I'm not saying that the culture is bad- It has alot of good in it- but there are alot of people "falling by the wayside" and being caught up in stuff before they even know what they are doing. If someone enjoys being gay and is happy- that's great. But being gay causes alot of emotional and mental problems in some people- so noone should feel like they have to be gay. Sometimes my mind starts making me believe that I am Babylon the Great Mother of Harlots in Revelation- if people were telling me all the time that I am indeed that "person" - I would have alot more problems to deal with.
Jeremiah 17:9 says- "the heart is deceitful above all things, and desperately wicked: who can know it"

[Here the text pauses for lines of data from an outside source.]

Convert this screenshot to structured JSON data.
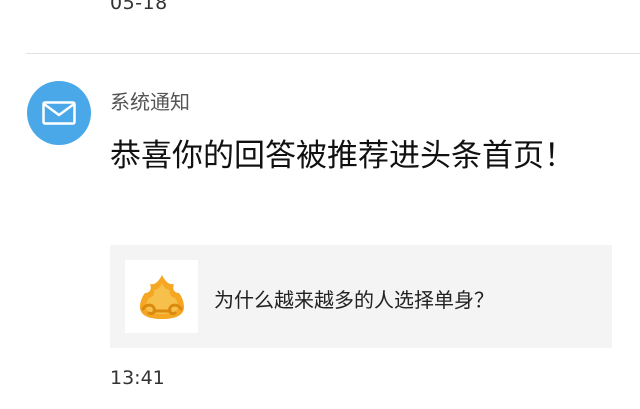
{
  "previous_message": {
    "timestamp": "05-18"
  },
  "notification": {
    "avatar_icon": "mail-envelope-icon",
    "avatar_color": "#4aa8e8",
    "sender": "系统通知",
    "message": "恭喜你的回答被推荐进头条首页！",
    "card": {
      "thumbnail_icon": "golden-crown-logo",
      "title": "为什么越来越多的人选择单身？"
    },
    "timestamp": "13:41"
  }
}
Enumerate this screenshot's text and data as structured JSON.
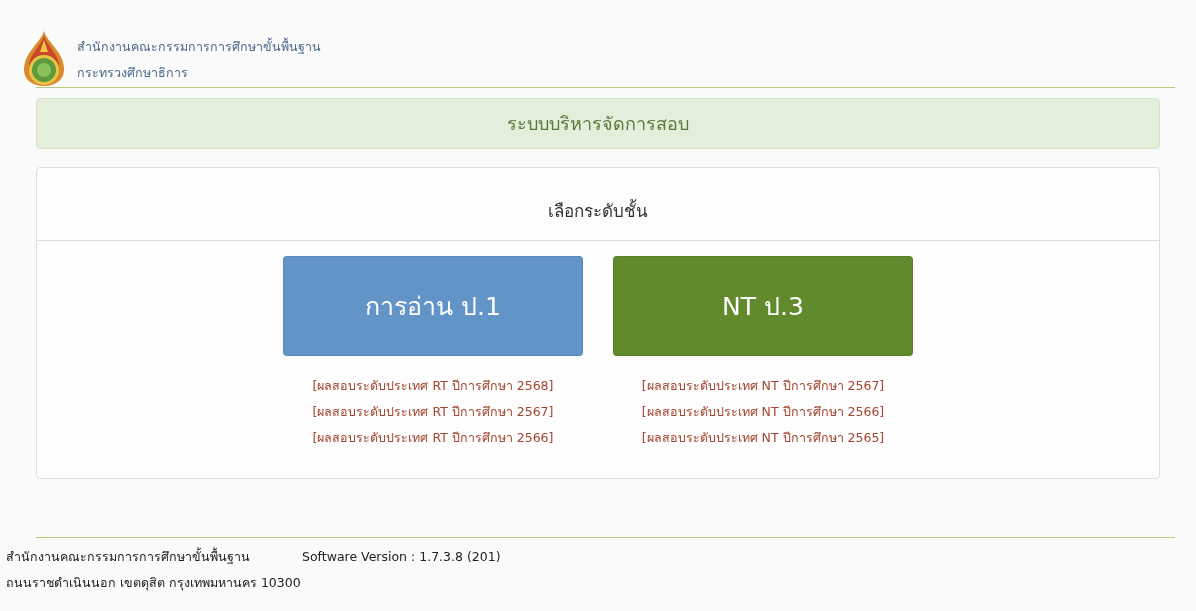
{
  "header": {
    "org_name": "สำนักงานคณะกรรมการการศึกษาขั้นพื้นฐาน",
    "ministry": "กระทรวงศึกษาธิการ"
  },
  "banner": {
    "title": "ระบบบริหารจัดการสอบ"
  },
  "panel": {
    "heading": "เลือกระดับชั้น",
    "options": [
      {
        "label": "การอ่าน ป.1",
        "color": "#6394c7",
        "links": [
          "[ผลสอบระดับประเทศ RT ปีการศึกษา 2568]",
          "[ผลสอบระดับประเทศ RT ปีการศึกษา 2567]",
          "[ผลสอบระดับประเทศ RT ปีการศึกษา 2566]"
        ]
      },
      {
        "label": "NT ป.3",
        "color": "#618a2c",
        "links": [
          "[ผลสอบระดับประเทศ NT ปีการศึกษา 2567]",
          "[ผลสอบระดับประเทศ NT ปีการศึกษา 2566]",
          "[ผลสอบระดับประเทศ NT ปีการศึกษา 2565]"
        ]
      }
    ]
  },
  "footer": {
    "org_name": "สำนักงานคณะกรรมการการศึกษาขั้นพื้นฐาน",
    "version": "Software Version : 1.7.3.8 (201)",
    "address": "ถนนราชดำเนินนอก เขตดุสิต กรุงเทพมหานคร 10300"
  }
}
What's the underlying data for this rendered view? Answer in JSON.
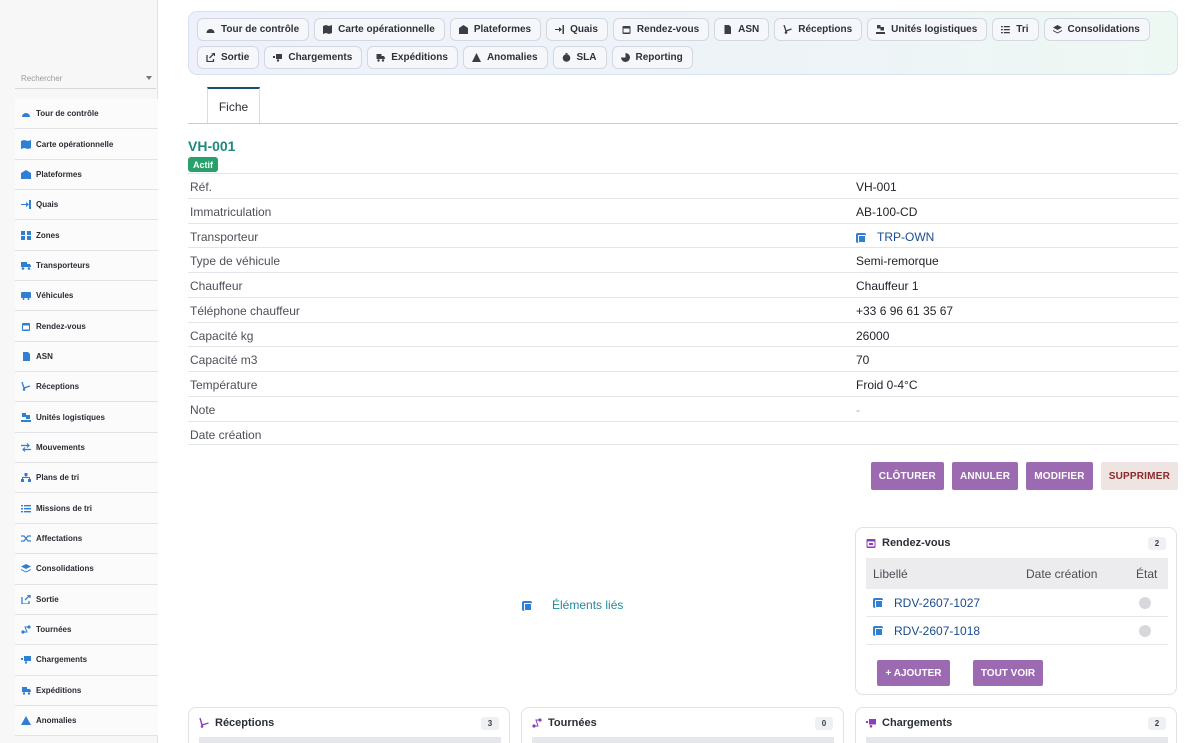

My heart tries to deceive me all the time about who I am. The truth is I can be exactly who I want to be. Most of the time I don't even believe that there is a Babylon the Great- that is just an allegory but not even a person. All I know is that I don't want to be her and so I don't have to be- but of course it is always in the back of my mind. It is very hard to escape what you think you are- but spirituality and Christianity is about dying to your flesh and your self and trying to emulate Christ as much as possible. if a gay person isn't convicted about their homosexuality as wrong and they are able to believe in it as a way to serve God- God can definitely use gay people. Are there gay churches anywhere? I just can't understand the concept of wanting to be gay- I'll admit- sometimes i glory in the idea that I may indeed be Babylon the Great- because that would make me someone "important" but that idea i have is sick and twisted and it sounds ridiculous- Babylon the great is supposedly the worst woman to ever live- and i definitely don't want to be her- God doesn't rejoice in her- why should I? Why would i want to be someone who God takes no pleasure in? because when I do believe i am her then I believe that if i am the worst person ever then that means everyone will be saved- because I know I am saved- and if I'm terrible somehow that will make everyone able to obtain salvation just like me. But it is my worst fear that I am her- but sometimes I just sink into that fear to make it less scary- i just accept it as true and a part of me- but it is exactly what I don't want. It seems like what i don't want to be so badly I always become. I wish I had never read revelation or that someone would explain this away for me- but who takes you seriously if you say something like that- When people do try to tell me what they think Babylon the Great is I don't have the ability to believe them because what they say seems to just explain her away as nothing. i really wish I had never read Revelation or maybe i should just read it and read it until I find a way out.